WHERE #s LIKE '[2-9]' + REPLICATE('[0-9]', 9);
-----
I'm not going to go further, because a lot of the other expressions you've defined can be extrapolated from the above. Hopefully this gives you a start. You should be able to Google for some of the others to see how other people have replicated the patterns with T-SQL. Some of them (like days of the week) can probably just be checked against a table - seems overkill to do an invasie pattern matching for a set of 7 possible values. Similarly with a list of 1000 numbers or years, these are things that will be much easier (and probably more efficient) to check if the numeric value is in a table rather than convert it to a string and see if it matches some pattern.

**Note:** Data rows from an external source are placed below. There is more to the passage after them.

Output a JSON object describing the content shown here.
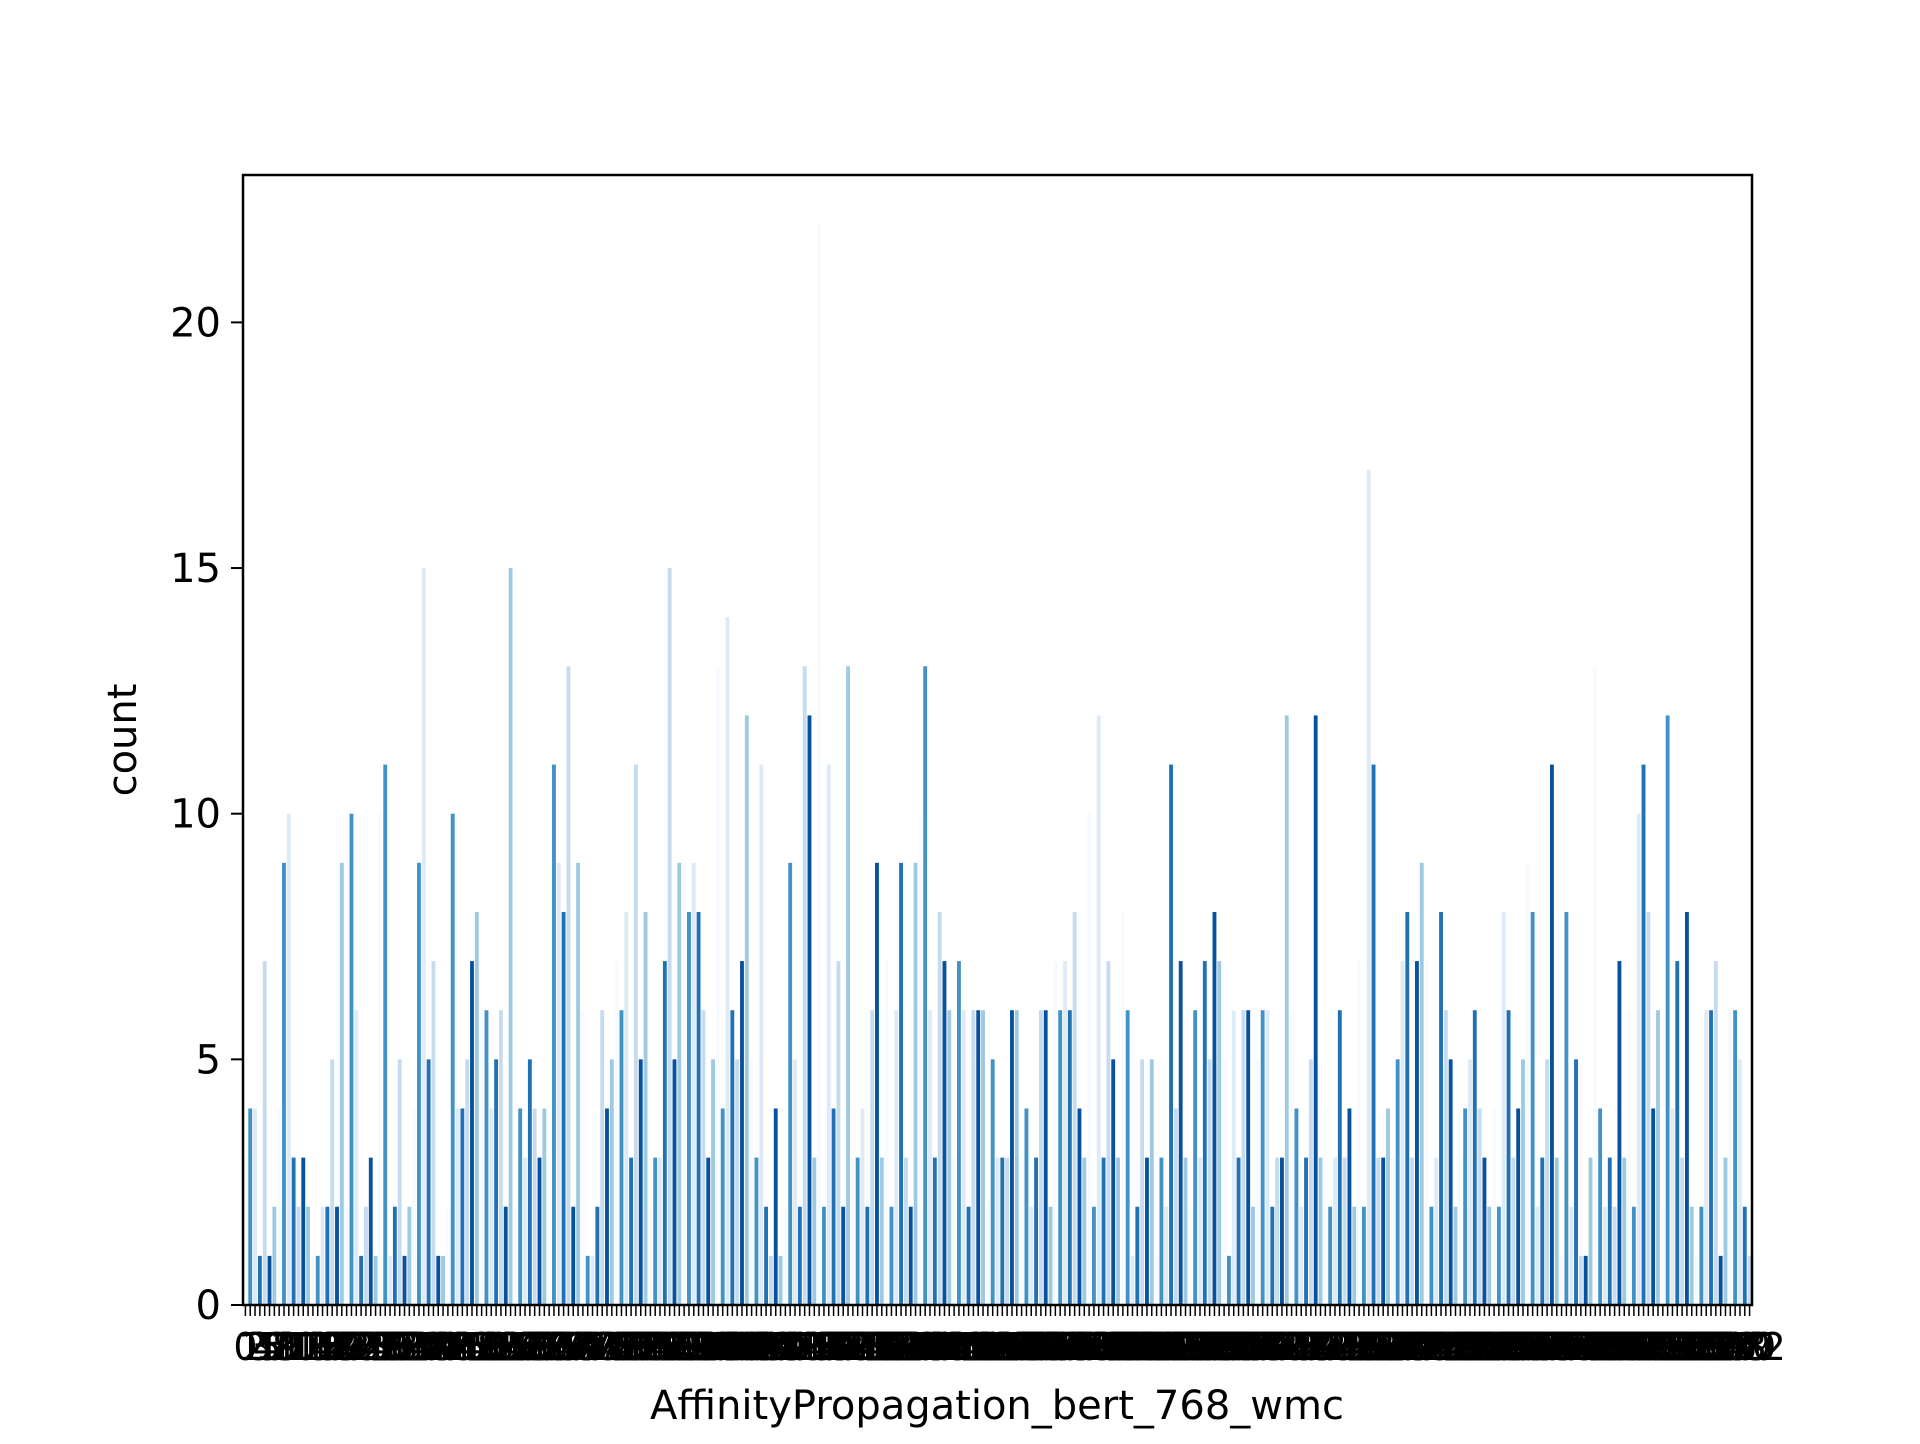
{
  "chart_data": {
    "type": "bar",
    "title": "",
    "xlabel": "AffinityPropagation_bert_768_wmc",
    "ylabel": "count",
    "ylim": [
      0,
      23
    ],
    "yticks": [
      0,
      5,
      10,
      15,
      20
    ],
    "grid": false,
    "legend": "none",
    "palette": "Blues",
    "palette_colors": [
      "#f7fbff",
      "#deebf7",
      "#c6dbef",
      "#9ecae1",
      "#6baed6",
      "#4292c6",
      "#2171b5",
      "#08519c",
      "#08306b"
    ],
    "note_categories": "x categories are cluster ids 0..N-1; tick labels overlap into an illegible black band",
    "values": [
      3,
      4,
      4,
      1,
      7,
      1,
      2,
      4,
      9,
      10,
      3,
      2,
      3,
      2,
      1,
      1,
      2,
      2,
      5,
      2,
      9,
      2,
      10,
      6,
      1,
      2,
      3,
      1,
      10,
      11,
      1,
      2,
      5,
      1,
      2,
      4,
      9,
      15,
      5,
      7,
      1,
      1,
      2,
      10,
      4,
      4,
      5,
      7,
      8,
      6,
      6,
      4,
      5,
      6,
      2,
      15,
      2,
      4,
      3,
      5,
      4,
      3,
      4,
      3,
      11,
      9,
      8,
      13,
      2,
      9,
      6,
      1,
      1,
      2,
      6,
      4,
      5,
      7,
      6,
      8,
      3,
      11,
      5,
      8,
      2,
      3,
      3,
      7,
      15,
      5,
      9,
      9,
      8,
      9,
      8,
      6,
      3,
      5,
      13,
      4,
      14,
      6,
      5,
      7,
      12,
      5,
      3,
      11,
      2,
      1,
      4,
      1,
      2,
      9,
      5,
      2,
      13,
      12,
      3,
      22,
      2,
      11,
      4,
      7,
      2,
      13,
      3,
      3,
      4,
      2,
      6,
      9,
      3,
      7,
      2,
      6,
      9,
      3,
      2,
      9,
      10,
      13,
      6,
      3,
      8,
      7,
      6,
      3,
      7,
      6,
      2,
      6,
      6,
      6,
      2,
      5,
      3,
      3,
      3,
      6,
      6,
      3,
      4,
      2,
      3,
      6,
      6,
      2,
      7,
      6,
      7,
      6,
      8,
      4,
      3,
      10,
      2,
      12,
      3,
      7,
      5,
      3,
      8,
      6,
      1,
      2,
      5,
      3,
      5,
      1,
      3,
      2,
      11,
      4,
      7,
      3,
      2,
      6,
      3,
      7,
      5,
      8,
      7,
      5,
      1,
      6,
      3,
      6,
      6,
      2,
      5,
      6,
      6,
      2,
      3,
      3,
      12,
      6,
      4,
      2,
      3,
      5,
      12,
      3,
      4,
      2,
      3,
      6,
      3,
      4,
      2,
      7,
      2,
      17,
      11,
      3,
      3,
      4,
      3,
      5,
      7,
      8,
      3,
      7,
      9,
      7,
      2,
      3,
      8,
      6,
      5,
      2,
      3,
      4,
      5,
      6,
      4,
      3,
      2,
      4,
      2,
      8,
      6,
      3,
      4,
      5,
      9,
      8,
      2,
      3,
      5,
      11,
      3,
      1,
      8,
      2,
      5,
      1,
      1,
      3,
      13,
      4,
      2,
      3,
      2,
      7,
      3,
      6,
      2,
      10,
      11,
      8,
      4,
      6,
      2,
      12,
      4,
      7,
      3,
      8,
      2,
      1,
      2,
      6,
      6,
      7,
      1,
      3,
      6,
      6,
      5,
      2,
      1
    ]
  }
}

I'll state again that a lot of this will be much better if you can cleanse and validate the data before it gets into the database in the first place. You should strive to do this wherever possible, because without CLR, you just can't do powerful RegEx inside SQL Server.
Ken Henderson wrote about ways to replicate RegEx without CLR, but they require sp_OA* procedures, which are even less likely to ever see the light of day in Azure than CLR. Most of the other articles you'll find online use an approach similar to Ken's or use complex use of built-in string functions.
Which portions of RegEx specifically are you trying to replicate? Can you show an example of the input/output of one of your functions? Perhaps it will be easy to convert to get similar results using the built-in string functions like PATINDEX.